Susanna Kesänen
Forward/Rewind
21.6. – 14.7.2019
When I was young, I collected postcards with pictures of horses and attached them to my wardrobe door with Blu Tack. I flattened foil candy wrappers by pressing them against the table with my finger, then rolled them into little tubes and made rings from them. “Memories is what we are,” says Nick Cave in a film. I read my old diaries and wonder if I really once was that person who wrote them.
I travel between a house in the countryside and an apartment in the city. Having moved into the city from elsewhere, I can never fully get into the urban lifestyle. However, I am hardly seen as one of the country people either because I only go there for short visits.
I think about the relationship between time and place and how it has affected my identity. It has been shaped by childhood places, the countryside and moving into the city. I find the postcards in the drawer of my old desk, neatly organized in a folder. I draw them on paper with a pencil. I would like to linger on the pictures for a long time. I go through my great-aunt’s stuff and photographs in my family’s house. I trace portraits, creating blue line drawings in a graph ruled notebook. I make random entries in a diary by writing and photographing. I cut hands from newspaper pictures and group together those that look similar. I make changes, I combine and redo things. Little by little the horse postcards, enlarged with a pencil, lose their connection to that moment in time linked to the photograph.

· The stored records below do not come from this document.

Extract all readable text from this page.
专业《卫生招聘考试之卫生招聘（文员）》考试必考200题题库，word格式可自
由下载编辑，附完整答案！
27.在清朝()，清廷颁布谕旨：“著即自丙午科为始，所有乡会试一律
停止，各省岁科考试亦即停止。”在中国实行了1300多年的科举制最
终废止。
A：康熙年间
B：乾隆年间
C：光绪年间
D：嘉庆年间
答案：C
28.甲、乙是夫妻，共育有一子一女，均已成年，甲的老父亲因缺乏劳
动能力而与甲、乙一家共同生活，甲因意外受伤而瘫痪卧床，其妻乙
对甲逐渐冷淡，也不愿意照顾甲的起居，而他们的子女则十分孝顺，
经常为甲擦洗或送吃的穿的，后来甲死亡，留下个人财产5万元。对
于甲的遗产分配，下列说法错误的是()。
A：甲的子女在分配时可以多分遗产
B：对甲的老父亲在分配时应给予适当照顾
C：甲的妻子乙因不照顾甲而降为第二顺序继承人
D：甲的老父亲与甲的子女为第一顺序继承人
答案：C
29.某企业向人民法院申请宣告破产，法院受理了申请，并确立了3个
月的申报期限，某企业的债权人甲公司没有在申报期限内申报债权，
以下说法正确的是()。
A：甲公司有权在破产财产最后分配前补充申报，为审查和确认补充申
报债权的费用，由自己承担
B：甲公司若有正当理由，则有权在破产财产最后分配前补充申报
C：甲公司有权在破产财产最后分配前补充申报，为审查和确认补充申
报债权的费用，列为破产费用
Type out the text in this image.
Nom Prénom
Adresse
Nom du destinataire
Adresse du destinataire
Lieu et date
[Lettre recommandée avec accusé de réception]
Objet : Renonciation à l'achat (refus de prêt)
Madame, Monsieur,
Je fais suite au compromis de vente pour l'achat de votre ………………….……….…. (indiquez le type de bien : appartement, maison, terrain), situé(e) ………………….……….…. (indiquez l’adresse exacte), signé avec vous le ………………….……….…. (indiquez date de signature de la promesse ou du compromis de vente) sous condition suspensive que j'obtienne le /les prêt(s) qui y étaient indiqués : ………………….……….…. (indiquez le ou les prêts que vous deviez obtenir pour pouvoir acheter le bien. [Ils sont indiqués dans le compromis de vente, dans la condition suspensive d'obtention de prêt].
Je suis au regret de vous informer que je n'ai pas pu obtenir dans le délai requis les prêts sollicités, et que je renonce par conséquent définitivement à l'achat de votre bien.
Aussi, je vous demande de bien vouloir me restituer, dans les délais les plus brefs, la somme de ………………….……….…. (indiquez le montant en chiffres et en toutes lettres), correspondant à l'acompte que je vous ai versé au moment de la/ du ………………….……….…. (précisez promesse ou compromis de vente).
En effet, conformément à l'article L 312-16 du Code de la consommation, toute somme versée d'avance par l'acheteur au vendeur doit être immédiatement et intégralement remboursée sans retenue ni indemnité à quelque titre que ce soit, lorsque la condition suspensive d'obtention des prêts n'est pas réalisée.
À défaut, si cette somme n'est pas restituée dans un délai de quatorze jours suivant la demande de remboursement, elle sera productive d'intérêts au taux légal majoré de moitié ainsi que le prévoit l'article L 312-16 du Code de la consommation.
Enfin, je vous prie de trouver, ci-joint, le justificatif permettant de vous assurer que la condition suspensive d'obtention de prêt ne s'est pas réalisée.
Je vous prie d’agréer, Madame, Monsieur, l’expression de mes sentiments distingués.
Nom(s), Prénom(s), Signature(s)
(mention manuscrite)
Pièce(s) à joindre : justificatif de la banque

Susanna Kesänen (b. 1983) is a Helsinki-based visual artist. In 2017, she earned her Master of Arts degree from the department of photography at Aalto University. Kesänen’s most recent exhibition, The Green House, was on display at the Photographic Centre Peri in Turku (2018) and at the Photographic Gallery Hippolyte Studio in Helsinki (2017). This exhibition continues with the themes of The Green House, the need to belong somewhere and the constant sense of detachment. The exhibition also examines why the passing of time and one’s own recent history are sometimes so difficult to perceive.